There are also wonderful experiments, outgrowths of her time at Chhaap. At the residency, Shah said, “I wanted to see what happened when I became my own critic.” Taking the advice of a professor she’d met in Madison, Wis. some years ago, she dug deeper, sinking into monotype while she had the time to explore the freedoms and limits of the process. 

That’s visible in prints from Inside The Road, which reflect on her time in India last year, and the years before that. In each print, a serpentine blue line appears, sometimes taking much of the page and sometimes disappearing in a splash of color. They are the closest to figurative work that Shah ever gets, with a sort of road shape snaking over the pages, never exactly the same as the one before. 

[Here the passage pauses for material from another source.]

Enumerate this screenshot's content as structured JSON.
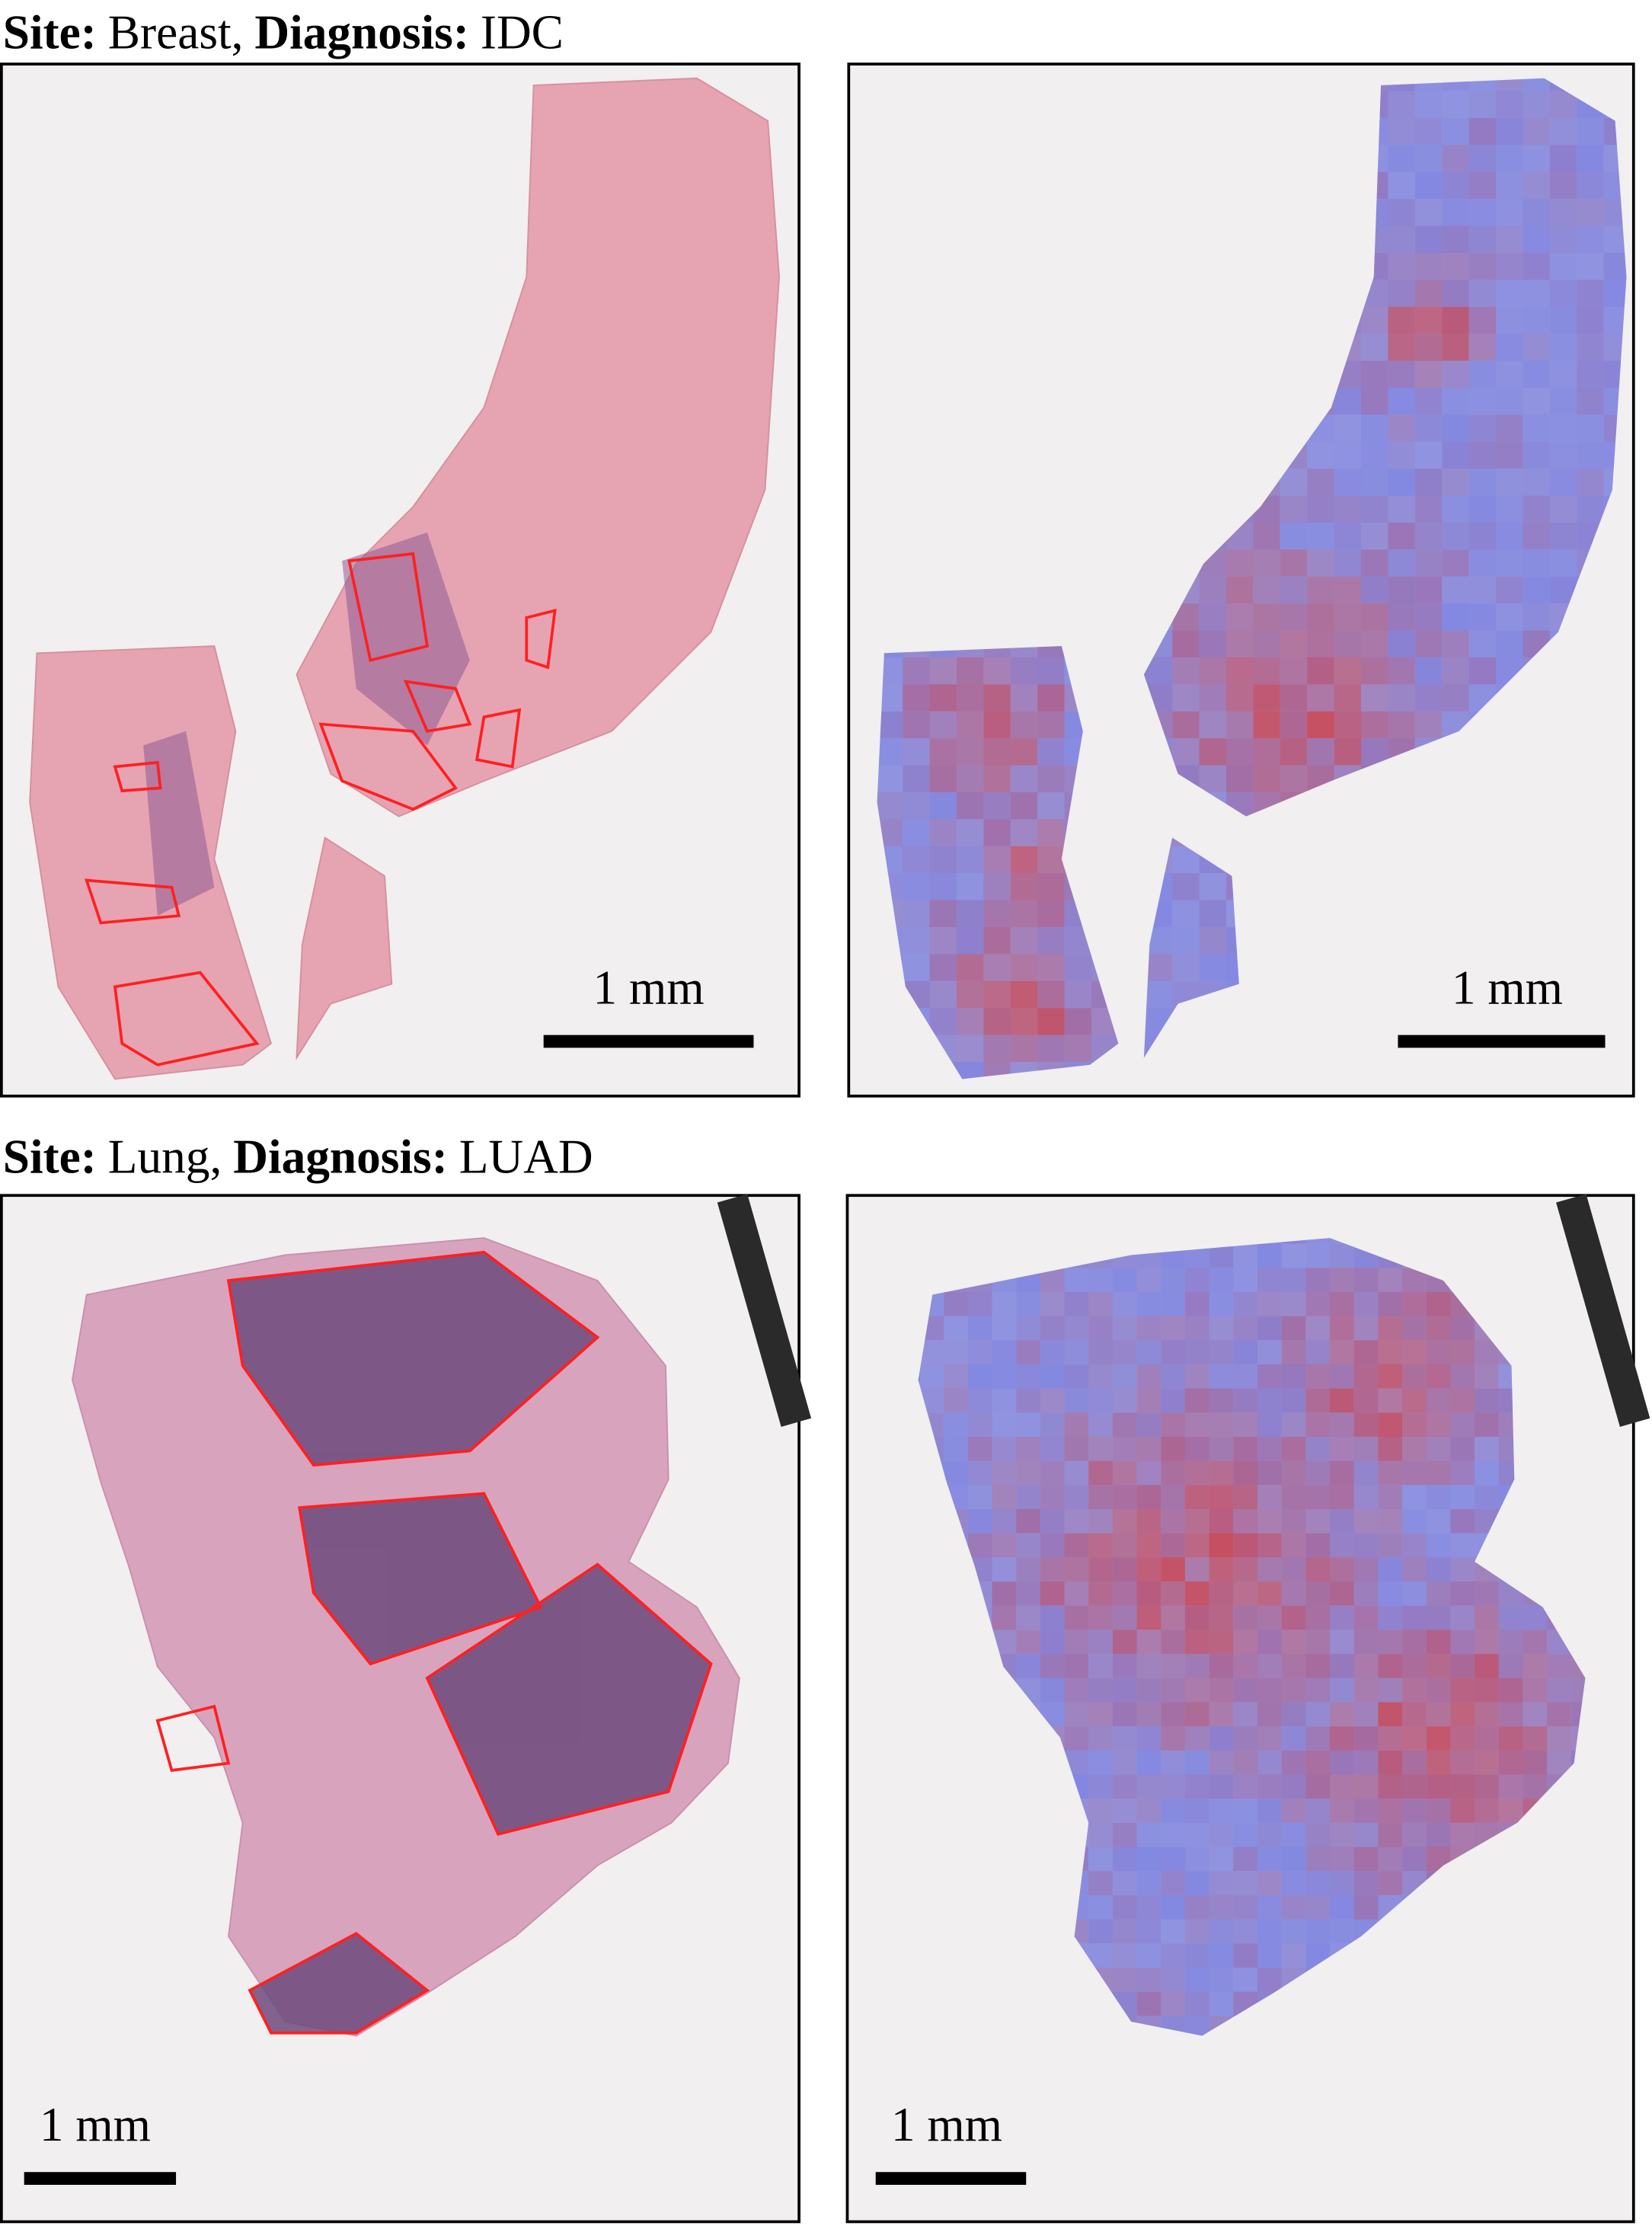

“The road seems drastically different every time I go, even if it’s like, twice in two years,” she said. “I feel like when I started this road emerged. The road that brought me back to India, the actual road that I experienced.” 

 Prints from Shah's recent  Line Intention  series. Lucy Gellman Photo.  Prints from Shah's recent Line Intention series. Lucy Gellman Photo. 

Her taste for new technique and subject matter appears again in three recent large-scale prints from her series Line Intention, the product of Shah’s longtime interest in combining monotype and woodcut. In designs totally unlike her other prints and canvases, she plays tricks on her viewers, paint and stir sticks transforming into funky woodcut shapes while inked rollers giver the impression of woodgrain itself. 

They also speak to a restlessness she’s identified in herself—always moving forward, beyond the bounds of one medium and into the next. Now that she has nailed down woodcut, monotype and acrylic painting, Shah said she is interested in taking on cyanotype, a photographic printing process that utilizes a treated photosensitive surface. 

“Once I have a medium figured out, it’s no longer that much fun,” she said. “I kind of want to try something else and struggle and get to a place where I feel good about it.” 

Progression in Strata is on view at the Willoughby Wallace Memorial Library through Dec. 30. The library is open Monday through Thursday 10 a.m. to 8 p.m., Friday and Saturday 10 a.m.  to 5 p.m. and Sunday 1 p.m. to 4 p.m.